In Kollaboration mit dem Helmholtz-Zentrum Dresden-Rossendorf (HZDR) hat die PTB Messungen der Neutronenenergieverteilungen an der OncoRay Protonenherapieeinrichtung in Dreseden (Universitätsklinikum Carl Gustav Carus Dresden) durchgeführt. Für die Validierung der Computersimulationen, die die Basis für die Berechnung der Neutronendosis im Patienten bilden,  wurden Simulationen (HZDR) und Messungen (PTB) der Sekundärneutronen für verschiedene Protonenstrahlbedingungen im Therapieraum durchgeführt.
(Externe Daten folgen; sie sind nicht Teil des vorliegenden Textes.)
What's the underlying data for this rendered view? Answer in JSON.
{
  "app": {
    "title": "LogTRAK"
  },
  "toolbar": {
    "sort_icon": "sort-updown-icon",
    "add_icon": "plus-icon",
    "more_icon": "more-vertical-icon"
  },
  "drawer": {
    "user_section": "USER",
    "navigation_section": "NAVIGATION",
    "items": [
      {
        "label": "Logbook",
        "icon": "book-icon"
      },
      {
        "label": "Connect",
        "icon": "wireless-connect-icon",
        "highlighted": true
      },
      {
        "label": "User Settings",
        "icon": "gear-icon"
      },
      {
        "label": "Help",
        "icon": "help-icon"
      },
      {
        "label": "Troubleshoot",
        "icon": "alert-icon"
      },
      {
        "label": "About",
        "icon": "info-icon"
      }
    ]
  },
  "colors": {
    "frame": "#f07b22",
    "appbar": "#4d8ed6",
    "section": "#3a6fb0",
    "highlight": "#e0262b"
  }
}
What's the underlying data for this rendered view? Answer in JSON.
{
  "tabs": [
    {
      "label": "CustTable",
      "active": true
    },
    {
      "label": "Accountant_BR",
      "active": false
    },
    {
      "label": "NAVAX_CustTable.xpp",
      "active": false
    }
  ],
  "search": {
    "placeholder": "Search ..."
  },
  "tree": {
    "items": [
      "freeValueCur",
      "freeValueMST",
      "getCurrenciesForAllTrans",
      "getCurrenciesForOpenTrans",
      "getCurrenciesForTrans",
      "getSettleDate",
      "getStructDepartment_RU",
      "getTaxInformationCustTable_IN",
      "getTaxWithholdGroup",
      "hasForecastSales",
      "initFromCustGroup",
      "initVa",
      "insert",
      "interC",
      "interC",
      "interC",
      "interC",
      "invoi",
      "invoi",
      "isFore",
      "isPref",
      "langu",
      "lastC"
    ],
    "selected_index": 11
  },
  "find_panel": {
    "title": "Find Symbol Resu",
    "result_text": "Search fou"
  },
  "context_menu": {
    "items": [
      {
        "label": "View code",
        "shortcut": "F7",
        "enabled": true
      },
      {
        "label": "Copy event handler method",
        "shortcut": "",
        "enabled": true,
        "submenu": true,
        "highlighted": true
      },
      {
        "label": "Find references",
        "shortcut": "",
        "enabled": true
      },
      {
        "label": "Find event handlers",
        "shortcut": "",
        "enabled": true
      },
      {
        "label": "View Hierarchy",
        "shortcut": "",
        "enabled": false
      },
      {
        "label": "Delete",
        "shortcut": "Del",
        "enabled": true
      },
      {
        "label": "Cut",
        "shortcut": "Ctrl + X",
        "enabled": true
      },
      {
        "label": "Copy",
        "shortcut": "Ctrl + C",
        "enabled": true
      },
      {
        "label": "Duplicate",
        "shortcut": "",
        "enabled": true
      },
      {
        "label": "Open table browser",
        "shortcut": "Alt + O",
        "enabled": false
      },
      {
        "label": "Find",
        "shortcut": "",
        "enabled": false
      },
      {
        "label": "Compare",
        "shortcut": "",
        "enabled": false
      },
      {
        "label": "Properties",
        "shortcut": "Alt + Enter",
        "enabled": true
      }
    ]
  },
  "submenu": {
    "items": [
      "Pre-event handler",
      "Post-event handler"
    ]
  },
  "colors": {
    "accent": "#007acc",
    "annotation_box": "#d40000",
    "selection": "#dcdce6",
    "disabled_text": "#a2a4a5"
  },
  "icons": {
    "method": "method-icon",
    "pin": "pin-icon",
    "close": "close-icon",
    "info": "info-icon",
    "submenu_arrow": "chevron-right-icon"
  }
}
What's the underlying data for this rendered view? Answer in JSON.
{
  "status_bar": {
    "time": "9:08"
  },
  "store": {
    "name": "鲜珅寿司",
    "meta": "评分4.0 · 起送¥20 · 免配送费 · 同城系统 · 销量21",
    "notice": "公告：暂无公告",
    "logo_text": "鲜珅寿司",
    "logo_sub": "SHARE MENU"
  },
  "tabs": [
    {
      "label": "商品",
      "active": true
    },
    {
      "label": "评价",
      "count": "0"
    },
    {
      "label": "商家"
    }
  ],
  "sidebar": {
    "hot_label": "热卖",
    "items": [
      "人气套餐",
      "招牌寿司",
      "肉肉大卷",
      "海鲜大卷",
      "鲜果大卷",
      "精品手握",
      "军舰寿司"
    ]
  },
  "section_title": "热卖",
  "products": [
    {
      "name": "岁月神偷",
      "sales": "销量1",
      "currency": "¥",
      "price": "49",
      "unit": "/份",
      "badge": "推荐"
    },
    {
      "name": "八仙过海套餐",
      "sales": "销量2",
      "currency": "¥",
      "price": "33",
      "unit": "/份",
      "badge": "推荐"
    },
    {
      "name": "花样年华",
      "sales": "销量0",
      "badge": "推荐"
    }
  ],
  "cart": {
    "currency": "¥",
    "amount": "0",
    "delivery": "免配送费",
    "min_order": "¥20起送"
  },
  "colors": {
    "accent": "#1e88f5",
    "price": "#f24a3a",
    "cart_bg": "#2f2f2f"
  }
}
Zusätzlich wurden Simulationen und Messungen mit ähnlichen Aufbauten in einer Experimentierhalle durchgeführt. Der von uns verfolgte Ansatz  bestand in der detaillierten Simulation des Strahlentstehungsprozesses mit GEANT4, um alle möglichen Bestrahlungskonfigurationen  abzudecken, in Verbindung mit der präzisen Messung einiger ausgewählter Konfigurationen mit einem erweiterten Bonnerkugel Spektrometer (ERBSS) zur Validierung der Rechnungen.

Die Messungen der Sekundärneutronen wurden mit dem PTB Bonnerkugel Spektrometer NEMUS (NEutron MUltisphere Spectrometer) durchgeführt. Das Vielkugelspektrometer NEMUS ist das Sekundärnormal der PTB zur Weitergabe der Einheit für die Umgebungsäquivalentdosis für Neutronenstrahlung in unbekannten Strahlungsfeldern, wie zum Beispiel an Arbeitsplätzen und in der Umgebung. NEMUS besteht aus einem Satz von Moderatorkugeln. Im Zentrum jeder Kugel befindet sich ein Detektor, der die im Moderator thermalisierten Neutronen nachweist. Die Ansprechfunktion von NEMUS ist validiert und rückführbar auf PTB Primärstandards für Neutronenstrahlung. NEMUS ist unempfindlich gegen andere Strahlenarten (z. B. Gammastrahlung).

Die Messkampagne an der OncoRay Protonentherapieeinrichtung in Dresden fand im Dezember 2015 statt. Die Validierung der Ergebnisse aus den Monte Carlo Simulationen wird aktuell durchgeführt.